Lebih dari satu pembawa obor untuk Olimpiade Musim Dingin Beijing menyebabkan kehebohan. Untuk upacara pembukaannya, China memilih pembawa obor terakhir dari Xinjiang sebagai bantahan terhadap banyak negara yang telah mengkritik catatan hak asasi manusianya di wilayah tersebut. Pemain ski lintas alam putri Dinigeer Yilamujiang dan Zhao Jiawen, yang bertanding dalam nomor gabungan Nordik putra, membawakan nyala api Olimpiade terakhir pada upacara pembukaan.
Simbolisme itu tidak kentara. Pasangan laki-laki-perempuan mengangguk pada kesetaraan gender, sementara presentasi orang Han dan etnis minoritas, tangan mereka digenggam bersama, menunjuk ke harmoni rasial yang sering diproklamirkan di Tiongkok.
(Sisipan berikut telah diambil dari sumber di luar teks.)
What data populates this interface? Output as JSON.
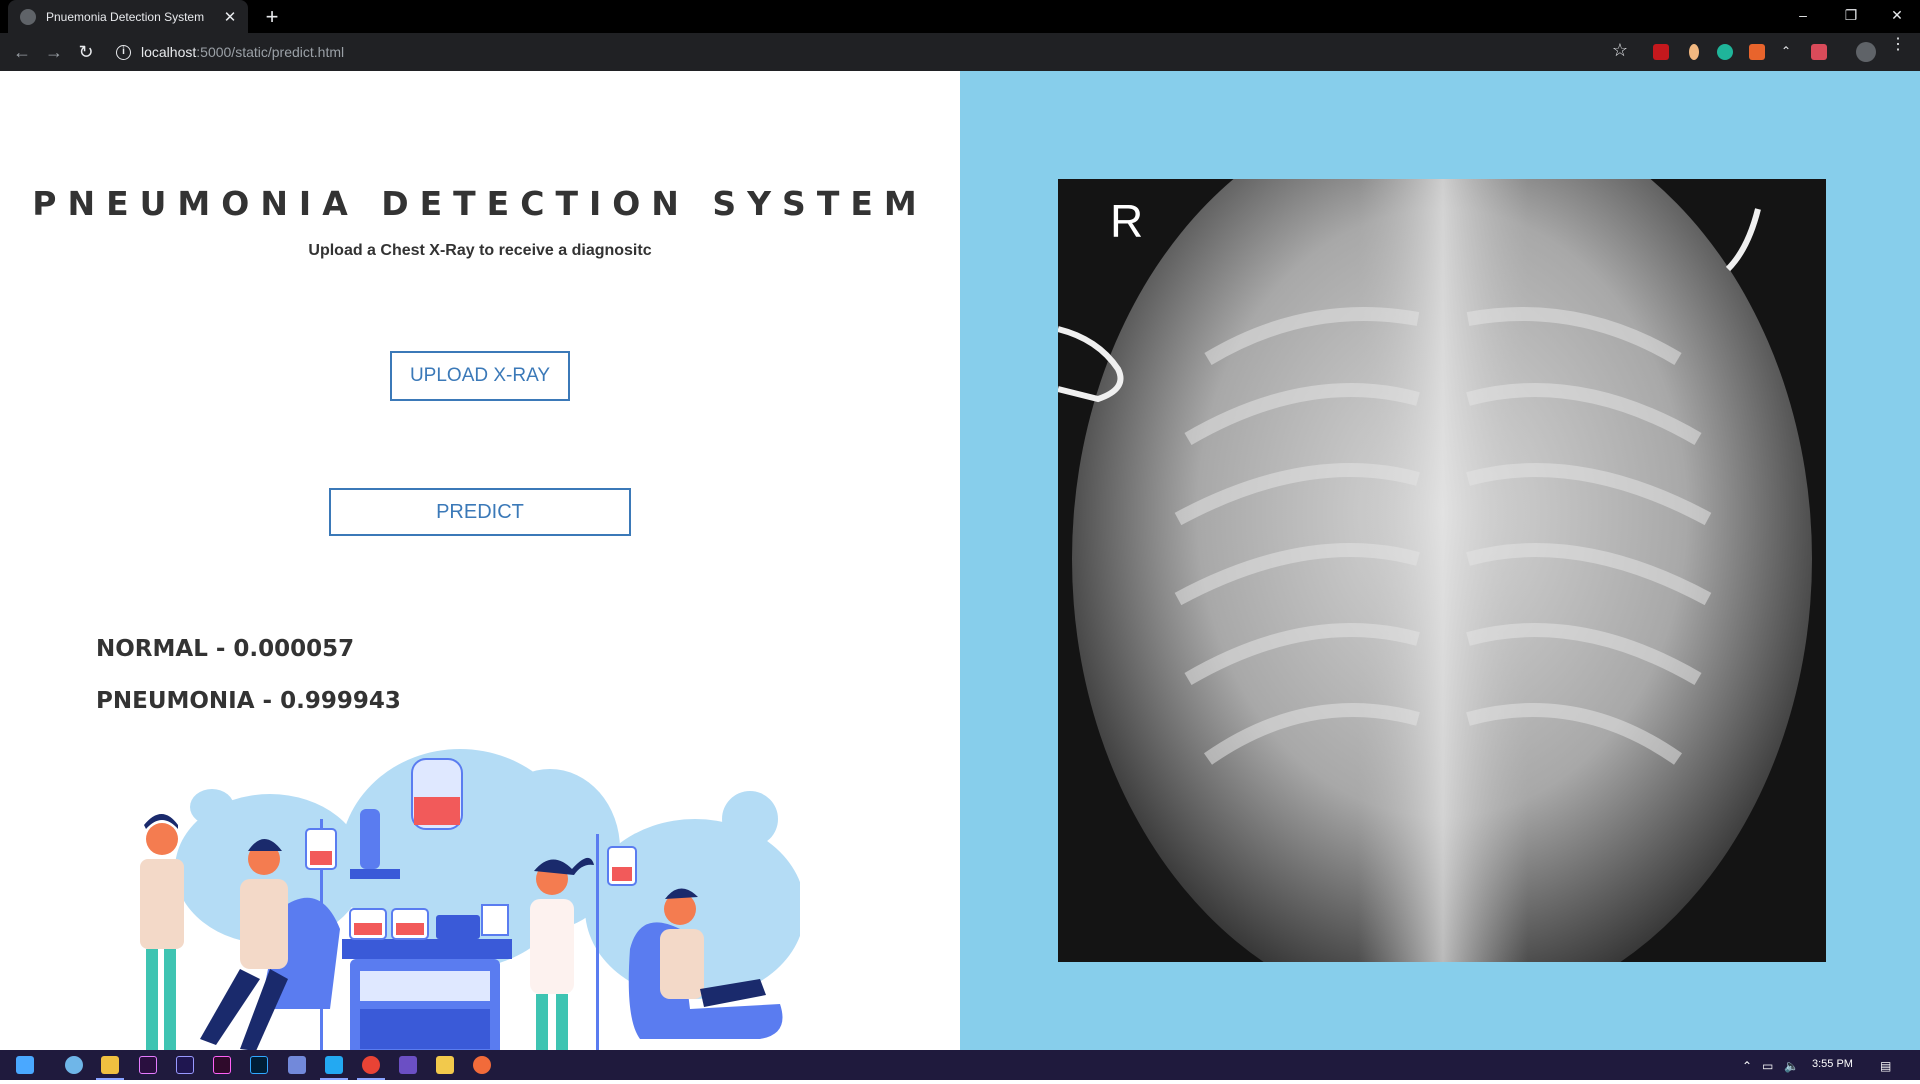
{
  "browser": {
    "tab_title": "Pnuemonia Detection System",
    "tab_close": "✕",
    "new_tab": "+",
    "url_host": "localhost",
    "url_rest": ":5000/static/predict.html",
    "minimize": "–",
    "restore": "❐",
    "close": "✕"
  },
  "page": {
    "title": "PNEUMONIA DETECTION SYSTEM",
    "subtitle": "Upload a Chest X-Ray to receive a diagnositc",
    "upload_label": "UPLOAD X-RAY",
    "predict_label": "PREDICT",
    "results": {
      "normal": "NORMAL - 0.000057",
      "pneumonia": "PNEUMONIA - 0.999943"
    },
    "xray_marker": "R"
  },
  "colors": {
    "right_panel": "#87ceeb",
    "accent": "#3b79b8",
    "text": "#333333"
  },
  "taskbar": {
    "time": "3:55 PM"
  }
}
Saat keduanya menurunkan api Olimpiade menjadi kepingan salju raksasa, anak-anak yang memegang lampu berkelap-kelip mengelilingi mereka untuk membentuk hati.
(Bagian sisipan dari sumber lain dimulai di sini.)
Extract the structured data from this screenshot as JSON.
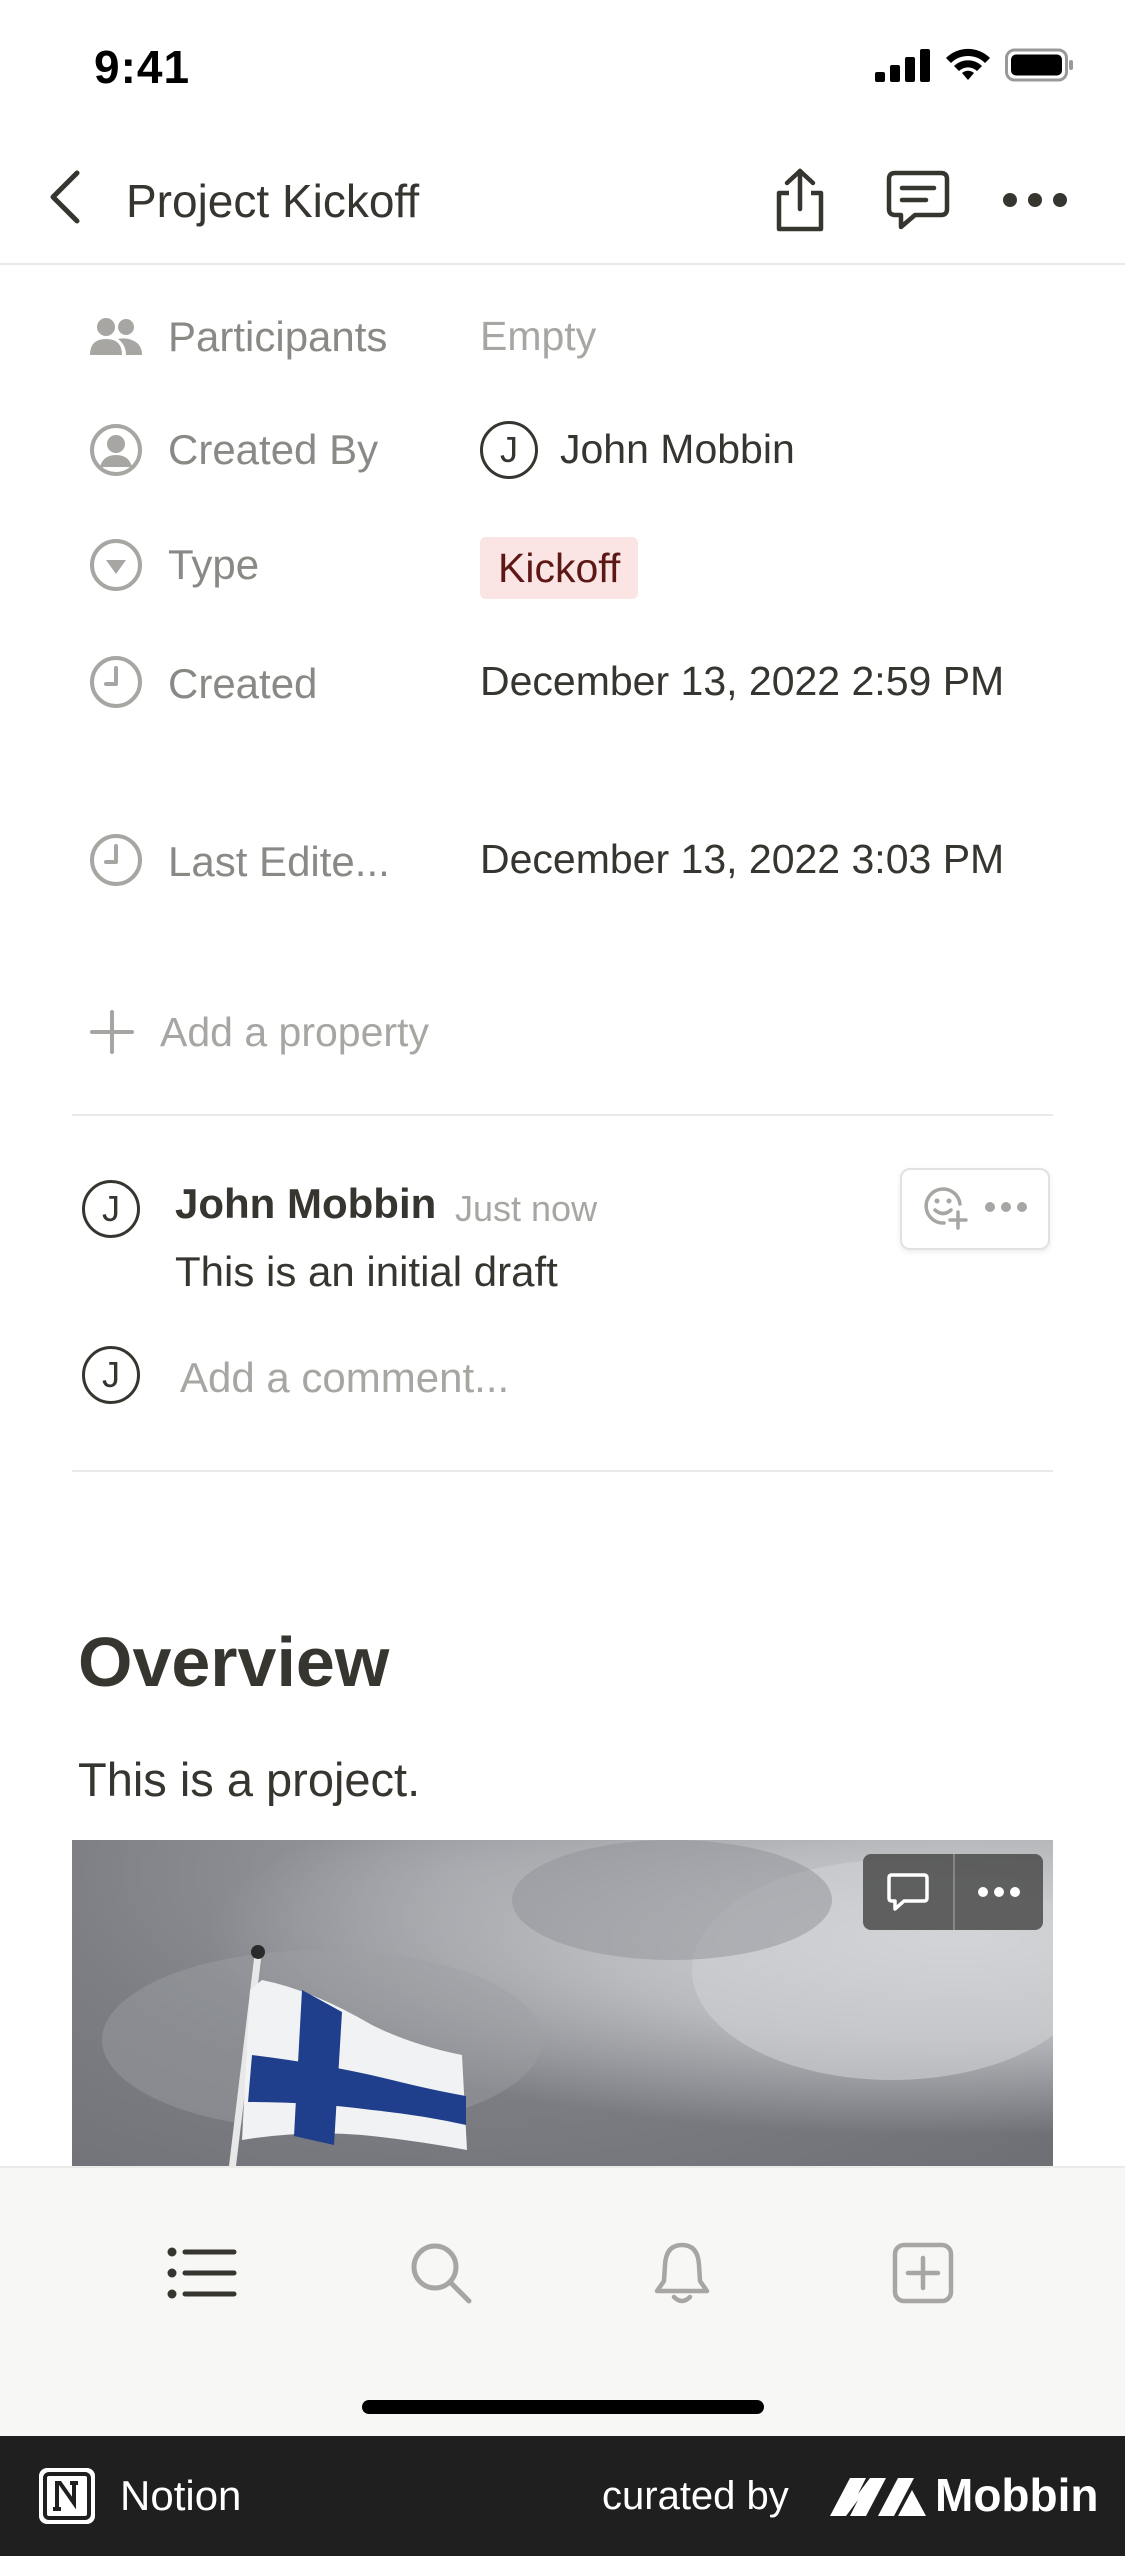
{
  "status_bar": {
    "time": "9:41"
  },
  "nav": {
    "title": "Project Kickoff"
  },
  "properties": [
    {
      "label": "Participants",
      "value": "Empty",
      "icon": "people-icon"
    },
    {
      "label": "Created By",
      "value": "John Mobbin",
      "avatar": "J",
      "icon": "person-circle-icon"
    },
    {
      "label": "Type",
      "value": "Kickoff",
      "icon": "select-circle-icon",
      "tag_color": "#fbe4e4"
    },
    {
      "label": "Created",
      "value": "December 13, 2022 2:59 PM",
      "icon": "clock-icon"
    },
    {
      "label": "Last Edite...",
      "value": "December 13, 2022 3:03 PM",
      "icon": "clock-icon"
    }
  ],
  "add_property": {
    "label": "Add a property"
  },
  "comment": {
    "avatar": "J",
    "author": "John Mobbin",
    "time": "Just now",
    "text": "This is an initial draft"
  },
  "add_comment": {
    "avatar": "J",
    "placeholder": "Add a comment..."
  },
  "content": {
    "heading": "Overview",
    "paragraph": "This is a project."
  },
  "tab_bar": {
    "items": [
      "list-icon",
      "search-icon",
      "bell-icon",
      "new-page-icon"
    ]
  },
  "footer": {
    "app_name": "Notion",
    "curated_by": "curated by",
    "brand": "Mobbin"
  }
}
Yilamujiang berasal dari Xinjiang, sebuah wilayah di mana banyak pemerintah mencurigai China melakukan genosida yang sedang berlangsung terhadap Uyghur dan minoritas Muslim lainnya. Menurut profilnya di situs resmi Olimpiade, dia lahir di Altay di ujung utara wilayah itu. Dia mengambil ski lintas alam dari ayahnya, yang merupakan instruktur dalam olahraga. Profil tersebut juga mencatat bahwa wanita berusia 20 tahun itu berbicara bahasa Mandarin tetapi tidak mencantumkan Uyghur sebagai salah satu bahasanya.
Media China telah membagikan video ibu Yilamujiang yang berharap putrinya beruntung dan lainnya. kerabat secara emosional bereaksi saat dia menyentuh obor.
Mempersenjatai etnis
Tokenisme etnis adalah taktik usang yang digunakan oleh orang Cina para pejabat untuk menangkis kritik terhadap kebijakan di Xinjiang.
Aktris Uighur Dilraba Dilmurat, misalnya, sering kali dianggap pejabat China sebagai “bukti” bahwa tidak ada penindasan di Xinjiang.
Konon, pesan China seputar persatuan nasional telah berkembang lebih canggih sejak terakhir kali menjadi tuan rumah Olimpiade. Pada tahun 2008, Beijing memalsukan representasi minoritas dengan mengirimkan anak-anak Han dengan kostum yang menggambarkan 56 kelompok etnis China, alih-alih menggunakan anak-anak yang sebenarnya berasal dari minoritas tersebut.
Seorang pembawa obor Olimpiade Uyghur sebelumnya juga menyoroti betapa performatifnya tindakan inklusi ini, bahkan ketika minoritas yang sebenarnya terlibat.
Kamaltürk Yalqun berusia 17 tahun ketika dia ditunjuk untuk menjalankan segmen pendek dari estafet obor Olimpiade 2008. Awalnya, itu adalah sumber kebanggaan baginya, tetapi perasaan itu dengan cepat berubah. Pada tahun 2016, ayahnya, seorang editor buku tentang sastra Uyghur, ditangkap dan dijatuhi hukuman 15 tahun karena subversi negara, bagian dari penganiayaan terdokumentasi yang lebih luas terhadap akademisi dan tokoh budaya Uyghur.